TreeCorr calculation has been integrated with fastcat and driver.py will call treecorr directly (in prinicple, measurement can't be but back into a hdf5 file and read as fastcat Catalog and theen treecorr measurement done directly). To do that specify -treecorr on command line e.g.
./test/driver.py --smooth=4 --grid_spacing=2 --deltaz=0.02 -N 10000 --treecorr tctest
This will produce a tctest file that will contain 12 columns:
- nominal r (arcsec, log spaced)
- actual r
- density-density and error
- shear-shear-plus and error
- shear-shear-minus and error
- density-shear and error
- density-sehar imaginary and error
The galsim/postageStamp.py script will take a fastcat hdf5 output file as its input, and draw
postage stamp images into galsim/out/gal0.fits
, galsim/out/gal1.fits
, etc. These are assumed to
be full-depth (180 visits) stacks in r-band. The galaxy profile is exponential fixed at 0.3
arcseconds half light radius. There are also options to specify the (Gaussian) PSF and postage
stampe size:
> python galsim/postageStamp.py --help
usage: postageStamp.py [-h] [--nx NX] [--PSF_FWHM PSF_FWHM] [--PSF_e1 PSF_E1]
[--PSF_e2 PSF_E2] [--outdir OUTDIR]
h5read
positional arguments:
h5read Fastcat hdf5 input file.
optional arguments:
-h, --help show this help message and exit
--nx NX Postage stamp size in pixels.
--PSF_FWHM PSF_FWHM PSF FWHM in arcsec (default 0.7)
--PSF_e1 PSF_E1 PSF e1 (default 0.0)
--PSF_e2 PSF_E2 PSF e2 (default 0.0)
--outdir OUTDIR Output directory (default 'out/')

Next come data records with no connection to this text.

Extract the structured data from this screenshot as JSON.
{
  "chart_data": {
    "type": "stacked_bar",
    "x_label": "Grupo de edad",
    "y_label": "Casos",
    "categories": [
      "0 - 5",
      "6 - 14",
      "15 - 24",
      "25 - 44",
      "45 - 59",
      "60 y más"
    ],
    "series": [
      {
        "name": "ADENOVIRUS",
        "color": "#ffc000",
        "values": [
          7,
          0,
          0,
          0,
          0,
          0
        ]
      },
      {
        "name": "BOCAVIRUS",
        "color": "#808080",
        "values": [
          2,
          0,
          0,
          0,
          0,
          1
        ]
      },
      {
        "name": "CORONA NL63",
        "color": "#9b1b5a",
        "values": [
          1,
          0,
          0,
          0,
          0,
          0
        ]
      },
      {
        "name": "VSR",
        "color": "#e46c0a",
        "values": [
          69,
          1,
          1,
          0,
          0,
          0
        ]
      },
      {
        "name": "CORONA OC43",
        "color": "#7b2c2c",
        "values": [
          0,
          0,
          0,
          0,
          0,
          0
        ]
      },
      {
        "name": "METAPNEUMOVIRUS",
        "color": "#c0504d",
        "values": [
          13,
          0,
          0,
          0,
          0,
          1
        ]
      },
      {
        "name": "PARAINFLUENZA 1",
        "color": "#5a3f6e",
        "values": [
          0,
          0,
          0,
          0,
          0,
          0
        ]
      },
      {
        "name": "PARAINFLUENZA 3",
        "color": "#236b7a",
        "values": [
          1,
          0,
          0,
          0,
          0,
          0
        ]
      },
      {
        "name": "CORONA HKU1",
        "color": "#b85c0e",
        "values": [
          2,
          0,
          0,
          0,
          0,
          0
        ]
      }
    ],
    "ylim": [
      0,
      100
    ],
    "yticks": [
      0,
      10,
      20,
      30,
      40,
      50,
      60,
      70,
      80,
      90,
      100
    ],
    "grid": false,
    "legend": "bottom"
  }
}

The HSM/HSM.py script will take take postage stamp image(s) of galaxies and a single postage stamp image of a PSF and used these to estimate that galaxy's shape using the HSM algorithm implemented inside of GalSim. This script produces a single HDF5 output catalog that includes all of the columns in the original fastcat catalog, as well as shape measurement columns and a crude estimated flux column, which is just the sum of the pixels in the (assumed background subtracted) postage stamp. This won't work for phoSim-generated postage stamps at the moment, since those won't have the right header keywords, but I think it should be possible to fix this relatively quickly.
> python HSM/HSM.py --help
usage: HSM.py [-h] [--outfile OUTFILE] psf galstr
positional arguments:
psf Input PSF fits file.
gals Input galaxies. (Either single file, a directory, or a
glob.)
optional arguments:
-h, --help show this help message and exit
--outfile OUTFILE Output hdf5 catalog file (default: HSMcat.h5)